In the diagnostic evaluation of GPA presenting with otorhinolaryngological symptoms, vigilance for “GPA red flags” is critical, such as persistent bloody rhinorrhea or recurrent epistaxis, nasal ulcers/crusting, and sinus symptoms refractory to conventional therapy. During imaging examinations, the focus should be placed on evaluating the patency of the OMC despite sinus opacification and mucosal thickening without air-fluid levels. If GPA red flags are identified, further PR3-/MPO-ANCA serology, urinalysis, and nasal biopsy can be arranged. Routine preoperative chest imaging for CRS employs radiography rather than CT due to its lower radiation dose and cost. However, when GPA red flags are present, obtain chest CT to assess pulmonary involvement. GPA may involve the tracheobronchial tree, including subglottic stenosis and ulcerative tracheobronchitis with inflammatory pseudotumors and/or bronchial stenosis. As reported by Terrier et al. [23] tracheobronchial stenosis occurs in 12–23% of patients and may cause life-threatening airway compromise. However, CT may miss early mucosal lesions; bronchoscopy remains the gold standard for definitive evaluation when tracheobronchial involvement is suspected. Figure 5 illustrates the diagnostic workflow for granulomatosis with polyangiitis (GPA) presenting with initial symptoms of sinusitis.

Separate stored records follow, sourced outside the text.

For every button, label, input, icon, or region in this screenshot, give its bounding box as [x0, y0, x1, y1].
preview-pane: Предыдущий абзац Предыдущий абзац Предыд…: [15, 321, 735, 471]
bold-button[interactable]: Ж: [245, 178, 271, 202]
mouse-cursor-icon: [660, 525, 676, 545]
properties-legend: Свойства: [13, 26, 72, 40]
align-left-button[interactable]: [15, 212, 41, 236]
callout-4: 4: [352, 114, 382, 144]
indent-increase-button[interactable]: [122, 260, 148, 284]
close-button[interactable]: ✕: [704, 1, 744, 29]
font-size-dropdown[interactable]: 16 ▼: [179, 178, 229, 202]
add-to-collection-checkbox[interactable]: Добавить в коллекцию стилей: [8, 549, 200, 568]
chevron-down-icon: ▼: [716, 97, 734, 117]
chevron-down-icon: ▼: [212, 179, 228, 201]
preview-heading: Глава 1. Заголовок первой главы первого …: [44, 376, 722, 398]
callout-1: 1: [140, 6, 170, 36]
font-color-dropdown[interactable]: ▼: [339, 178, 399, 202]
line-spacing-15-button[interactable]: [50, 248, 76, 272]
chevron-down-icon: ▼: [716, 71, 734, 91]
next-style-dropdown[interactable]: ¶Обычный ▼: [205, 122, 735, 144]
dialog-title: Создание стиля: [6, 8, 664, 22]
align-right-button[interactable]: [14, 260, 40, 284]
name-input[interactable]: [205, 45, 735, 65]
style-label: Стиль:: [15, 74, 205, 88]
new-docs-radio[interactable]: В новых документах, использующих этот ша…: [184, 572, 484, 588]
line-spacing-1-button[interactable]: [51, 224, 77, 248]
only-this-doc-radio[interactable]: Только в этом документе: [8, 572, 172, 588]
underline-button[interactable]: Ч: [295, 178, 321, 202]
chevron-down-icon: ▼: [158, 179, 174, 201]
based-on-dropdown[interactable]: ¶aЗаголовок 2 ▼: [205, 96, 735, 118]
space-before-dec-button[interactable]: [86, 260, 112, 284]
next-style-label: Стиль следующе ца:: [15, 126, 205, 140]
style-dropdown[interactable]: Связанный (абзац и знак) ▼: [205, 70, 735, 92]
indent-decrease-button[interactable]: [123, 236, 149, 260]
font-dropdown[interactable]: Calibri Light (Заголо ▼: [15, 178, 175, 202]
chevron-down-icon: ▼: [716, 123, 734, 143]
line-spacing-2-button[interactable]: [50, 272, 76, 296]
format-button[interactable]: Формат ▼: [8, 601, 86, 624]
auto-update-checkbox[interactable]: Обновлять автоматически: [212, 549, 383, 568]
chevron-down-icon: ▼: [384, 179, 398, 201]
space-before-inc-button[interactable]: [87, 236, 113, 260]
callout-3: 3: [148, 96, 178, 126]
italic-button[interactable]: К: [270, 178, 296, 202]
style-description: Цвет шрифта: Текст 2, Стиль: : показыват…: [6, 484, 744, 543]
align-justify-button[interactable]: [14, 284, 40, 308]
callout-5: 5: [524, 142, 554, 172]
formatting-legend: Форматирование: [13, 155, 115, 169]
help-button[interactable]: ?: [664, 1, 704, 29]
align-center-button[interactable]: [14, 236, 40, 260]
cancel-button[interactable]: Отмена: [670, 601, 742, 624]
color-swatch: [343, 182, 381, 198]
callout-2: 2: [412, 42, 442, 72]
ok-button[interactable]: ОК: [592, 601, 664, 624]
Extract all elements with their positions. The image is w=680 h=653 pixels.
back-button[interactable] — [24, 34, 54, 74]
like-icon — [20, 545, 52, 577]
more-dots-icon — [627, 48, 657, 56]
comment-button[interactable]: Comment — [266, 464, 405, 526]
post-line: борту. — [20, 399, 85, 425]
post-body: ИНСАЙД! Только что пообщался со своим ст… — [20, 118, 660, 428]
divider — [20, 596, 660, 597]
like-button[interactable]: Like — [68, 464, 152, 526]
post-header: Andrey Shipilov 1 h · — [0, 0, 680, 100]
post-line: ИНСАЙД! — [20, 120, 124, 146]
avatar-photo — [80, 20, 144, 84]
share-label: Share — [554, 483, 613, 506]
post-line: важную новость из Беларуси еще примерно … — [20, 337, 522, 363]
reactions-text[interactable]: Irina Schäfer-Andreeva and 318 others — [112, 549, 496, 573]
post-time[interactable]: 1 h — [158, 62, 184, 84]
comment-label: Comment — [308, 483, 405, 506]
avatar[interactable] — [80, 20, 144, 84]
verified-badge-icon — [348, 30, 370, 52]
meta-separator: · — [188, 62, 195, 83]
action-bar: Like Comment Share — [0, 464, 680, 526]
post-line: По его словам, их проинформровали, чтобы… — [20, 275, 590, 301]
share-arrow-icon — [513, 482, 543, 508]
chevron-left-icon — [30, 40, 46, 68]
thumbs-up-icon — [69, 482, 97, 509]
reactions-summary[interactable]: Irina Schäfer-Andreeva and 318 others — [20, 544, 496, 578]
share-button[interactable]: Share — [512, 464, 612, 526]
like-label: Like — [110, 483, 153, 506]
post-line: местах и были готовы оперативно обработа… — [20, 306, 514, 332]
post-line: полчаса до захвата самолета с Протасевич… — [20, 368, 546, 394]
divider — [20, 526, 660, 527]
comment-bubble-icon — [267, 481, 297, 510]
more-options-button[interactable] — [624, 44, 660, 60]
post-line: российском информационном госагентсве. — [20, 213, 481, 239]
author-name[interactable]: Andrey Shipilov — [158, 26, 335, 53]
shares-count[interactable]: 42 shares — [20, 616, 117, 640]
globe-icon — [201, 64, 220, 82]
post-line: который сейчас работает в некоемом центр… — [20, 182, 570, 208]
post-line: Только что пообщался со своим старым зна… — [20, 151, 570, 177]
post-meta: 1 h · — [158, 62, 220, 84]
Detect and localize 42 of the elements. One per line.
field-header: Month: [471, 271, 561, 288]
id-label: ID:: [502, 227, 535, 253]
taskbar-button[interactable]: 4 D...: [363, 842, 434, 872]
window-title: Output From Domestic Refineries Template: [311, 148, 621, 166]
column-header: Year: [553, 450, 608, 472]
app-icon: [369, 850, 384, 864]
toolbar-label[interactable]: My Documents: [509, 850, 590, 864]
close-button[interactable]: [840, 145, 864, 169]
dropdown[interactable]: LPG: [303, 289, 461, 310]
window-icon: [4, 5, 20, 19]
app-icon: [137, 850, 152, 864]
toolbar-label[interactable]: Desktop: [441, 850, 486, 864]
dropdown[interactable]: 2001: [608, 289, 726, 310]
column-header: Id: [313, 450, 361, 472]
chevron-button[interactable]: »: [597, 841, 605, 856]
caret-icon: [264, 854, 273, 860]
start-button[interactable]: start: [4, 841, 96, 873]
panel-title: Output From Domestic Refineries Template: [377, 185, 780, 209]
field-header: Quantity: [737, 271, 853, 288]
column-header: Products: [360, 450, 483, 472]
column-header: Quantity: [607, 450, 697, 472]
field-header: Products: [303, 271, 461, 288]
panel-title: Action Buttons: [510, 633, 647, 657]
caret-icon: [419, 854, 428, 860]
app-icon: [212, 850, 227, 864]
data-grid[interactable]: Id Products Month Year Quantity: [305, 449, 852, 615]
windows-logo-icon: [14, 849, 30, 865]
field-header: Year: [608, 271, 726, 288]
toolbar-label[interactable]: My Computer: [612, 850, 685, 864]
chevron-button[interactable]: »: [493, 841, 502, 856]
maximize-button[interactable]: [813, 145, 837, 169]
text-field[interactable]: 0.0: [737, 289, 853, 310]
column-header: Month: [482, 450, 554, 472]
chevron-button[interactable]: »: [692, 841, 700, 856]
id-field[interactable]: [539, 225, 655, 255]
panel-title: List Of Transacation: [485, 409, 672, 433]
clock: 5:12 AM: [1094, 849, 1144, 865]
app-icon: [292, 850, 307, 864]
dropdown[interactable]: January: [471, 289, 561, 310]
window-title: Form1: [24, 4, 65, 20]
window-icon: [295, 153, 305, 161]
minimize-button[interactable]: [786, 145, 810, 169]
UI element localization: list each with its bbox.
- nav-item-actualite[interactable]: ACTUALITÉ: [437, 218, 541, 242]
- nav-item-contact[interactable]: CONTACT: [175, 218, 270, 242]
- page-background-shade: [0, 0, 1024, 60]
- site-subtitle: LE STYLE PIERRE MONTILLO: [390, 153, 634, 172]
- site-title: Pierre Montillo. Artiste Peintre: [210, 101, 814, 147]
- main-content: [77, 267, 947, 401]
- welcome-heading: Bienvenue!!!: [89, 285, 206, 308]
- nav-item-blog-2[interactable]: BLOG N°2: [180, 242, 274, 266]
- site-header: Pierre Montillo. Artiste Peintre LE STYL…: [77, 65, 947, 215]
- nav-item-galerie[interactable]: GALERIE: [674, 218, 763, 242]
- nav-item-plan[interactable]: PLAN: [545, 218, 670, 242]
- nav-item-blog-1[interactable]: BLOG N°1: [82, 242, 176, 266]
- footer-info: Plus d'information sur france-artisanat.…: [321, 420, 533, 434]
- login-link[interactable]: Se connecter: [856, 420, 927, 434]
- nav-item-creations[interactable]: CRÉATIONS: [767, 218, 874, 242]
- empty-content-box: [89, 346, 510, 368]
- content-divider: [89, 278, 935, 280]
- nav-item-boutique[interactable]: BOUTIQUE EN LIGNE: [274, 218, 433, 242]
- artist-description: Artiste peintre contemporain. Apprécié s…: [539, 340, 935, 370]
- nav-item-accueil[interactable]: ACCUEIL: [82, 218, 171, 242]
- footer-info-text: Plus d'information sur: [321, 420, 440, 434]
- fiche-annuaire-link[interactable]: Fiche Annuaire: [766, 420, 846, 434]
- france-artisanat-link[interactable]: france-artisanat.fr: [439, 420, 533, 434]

Treatment involves induction therapy (glucocorticoids plus rituximab or cyclophosphamide) followed by maintenance [24]. Rituximab is effective for PR3-ANCA-positive and relapsing disease [25,26], while avacopan reduces steroid use [27].

4. Conclusions

Head and neck manifestations of GPA are frequently misdiagnosed as infections or malignancies. Early identification of “GPA red flags” is crucial. Otolaryngologists play a pivotal role in recognizing early disease onset and initiating timely treatment.